Bienvenue à vous braves gens, ici, vous trouverez mes laissés-allés littéraires divers et variés...
Mercredi 30 avril 2008


Le baiser de secours

 

 

 

De tous les petits riens, les petits bouts de chose

Qu’étanchent les papiers où j’écris quelques fois

Celui-ci parmi tous, je ne le voulais pas.

Pas ça, pas tout à fait, autrement, autre chose.

 

La nuit étrange et belle qui recouvrait ta bouche

Je voulais l’essuyer en fermant les paupières

Mais elle est restée là sur mes lèvres entrouvertes

Qui ne voulaient aux tiennes qu’un baiser de secours

 

Rien de la jalousie, du mensonge du temps

Rien même du souvenir, rien des larmes de joie.

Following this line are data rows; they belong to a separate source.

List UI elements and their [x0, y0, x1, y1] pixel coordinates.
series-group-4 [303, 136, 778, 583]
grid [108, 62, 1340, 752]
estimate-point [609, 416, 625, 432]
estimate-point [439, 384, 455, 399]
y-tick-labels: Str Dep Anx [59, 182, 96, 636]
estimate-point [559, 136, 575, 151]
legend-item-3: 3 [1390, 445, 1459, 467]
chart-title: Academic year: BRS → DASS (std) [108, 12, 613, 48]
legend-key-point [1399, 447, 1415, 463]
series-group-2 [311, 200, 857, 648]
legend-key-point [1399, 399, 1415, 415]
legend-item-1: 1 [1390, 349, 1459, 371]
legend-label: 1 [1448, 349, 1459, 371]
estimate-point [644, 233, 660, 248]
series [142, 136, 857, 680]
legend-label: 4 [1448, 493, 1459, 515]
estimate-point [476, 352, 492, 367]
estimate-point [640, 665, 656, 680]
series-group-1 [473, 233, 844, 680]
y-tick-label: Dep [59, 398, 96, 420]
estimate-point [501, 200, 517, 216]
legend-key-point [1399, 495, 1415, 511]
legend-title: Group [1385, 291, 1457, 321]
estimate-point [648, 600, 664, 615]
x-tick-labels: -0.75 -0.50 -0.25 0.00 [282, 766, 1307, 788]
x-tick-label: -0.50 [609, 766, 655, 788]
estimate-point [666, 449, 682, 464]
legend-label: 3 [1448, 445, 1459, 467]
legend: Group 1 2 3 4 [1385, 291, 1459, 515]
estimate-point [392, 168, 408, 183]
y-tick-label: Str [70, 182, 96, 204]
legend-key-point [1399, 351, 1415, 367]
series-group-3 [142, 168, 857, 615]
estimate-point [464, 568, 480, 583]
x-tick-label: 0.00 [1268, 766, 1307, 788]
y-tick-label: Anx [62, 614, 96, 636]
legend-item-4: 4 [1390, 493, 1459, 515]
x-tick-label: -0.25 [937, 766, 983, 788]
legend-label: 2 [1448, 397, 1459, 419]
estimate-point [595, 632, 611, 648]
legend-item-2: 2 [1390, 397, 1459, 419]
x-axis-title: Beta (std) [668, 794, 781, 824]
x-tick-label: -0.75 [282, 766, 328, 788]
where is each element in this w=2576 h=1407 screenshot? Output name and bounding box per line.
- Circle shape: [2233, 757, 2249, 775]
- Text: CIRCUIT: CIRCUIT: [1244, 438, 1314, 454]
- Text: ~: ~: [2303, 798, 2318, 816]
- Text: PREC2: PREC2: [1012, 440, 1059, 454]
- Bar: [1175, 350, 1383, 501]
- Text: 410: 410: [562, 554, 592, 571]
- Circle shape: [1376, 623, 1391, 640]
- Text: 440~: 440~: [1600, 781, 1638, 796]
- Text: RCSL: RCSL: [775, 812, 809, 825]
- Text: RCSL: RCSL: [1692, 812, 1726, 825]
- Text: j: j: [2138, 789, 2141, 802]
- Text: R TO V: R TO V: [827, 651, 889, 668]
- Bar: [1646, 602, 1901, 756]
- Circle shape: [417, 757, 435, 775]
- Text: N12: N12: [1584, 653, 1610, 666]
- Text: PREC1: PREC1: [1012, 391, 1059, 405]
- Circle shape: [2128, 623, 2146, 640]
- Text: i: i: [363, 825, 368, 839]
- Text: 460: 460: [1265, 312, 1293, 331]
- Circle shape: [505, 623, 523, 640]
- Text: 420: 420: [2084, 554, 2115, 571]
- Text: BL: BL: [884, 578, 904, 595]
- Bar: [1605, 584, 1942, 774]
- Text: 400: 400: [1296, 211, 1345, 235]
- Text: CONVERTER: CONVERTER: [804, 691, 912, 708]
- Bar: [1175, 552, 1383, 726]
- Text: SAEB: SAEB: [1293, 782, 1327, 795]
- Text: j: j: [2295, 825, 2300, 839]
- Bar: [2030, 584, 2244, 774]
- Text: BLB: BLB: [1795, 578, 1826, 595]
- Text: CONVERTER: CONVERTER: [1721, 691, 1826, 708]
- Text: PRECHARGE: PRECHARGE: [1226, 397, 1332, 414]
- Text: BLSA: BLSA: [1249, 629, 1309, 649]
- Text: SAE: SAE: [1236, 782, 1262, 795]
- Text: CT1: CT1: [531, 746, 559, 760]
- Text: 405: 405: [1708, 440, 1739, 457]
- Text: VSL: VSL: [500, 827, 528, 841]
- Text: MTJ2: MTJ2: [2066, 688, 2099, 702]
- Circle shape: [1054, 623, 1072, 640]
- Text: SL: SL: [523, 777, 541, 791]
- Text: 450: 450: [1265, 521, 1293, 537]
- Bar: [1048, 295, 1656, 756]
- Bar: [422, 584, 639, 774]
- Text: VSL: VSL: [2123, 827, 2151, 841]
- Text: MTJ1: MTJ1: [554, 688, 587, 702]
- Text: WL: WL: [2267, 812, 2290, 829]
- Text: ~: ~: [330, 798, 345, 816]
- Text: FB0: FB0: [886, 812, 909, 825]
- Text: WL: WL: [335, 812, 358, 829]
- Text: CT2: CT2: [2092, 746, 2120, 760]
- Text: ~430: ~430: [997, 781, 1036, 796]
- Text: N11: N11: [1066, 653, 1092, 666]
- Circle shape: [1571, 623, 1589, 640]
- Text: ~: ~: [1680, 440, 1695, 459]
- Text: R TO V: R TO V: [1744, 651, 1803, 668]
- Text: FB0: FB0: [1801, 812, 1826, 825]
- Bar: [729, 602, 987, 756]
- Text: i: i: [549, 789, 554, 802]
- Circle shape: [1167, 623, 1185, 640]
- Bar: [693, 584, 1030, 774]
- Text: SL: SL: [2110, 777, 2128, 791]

Aucun bout de promesse que j’aurais laissé là

Aucun espoir volé, aucun mariage en blanc.

 

Je voulais un bâillon fait de chair et de sang

Sentir battre mon cœur entre nos deux visages

Un baiser de secours sage comme une image

Au milieu d’une nuit comme on en a vu cent.

 

J’aurais souris alors sans demander mon reste

Et j’aurais disparu sans encombre et sans bruit

J’aurais rêvé ce soir, je n’aurais rien écrit

Qu’un petit bout de chose, ça ou rien, ça…ou presque…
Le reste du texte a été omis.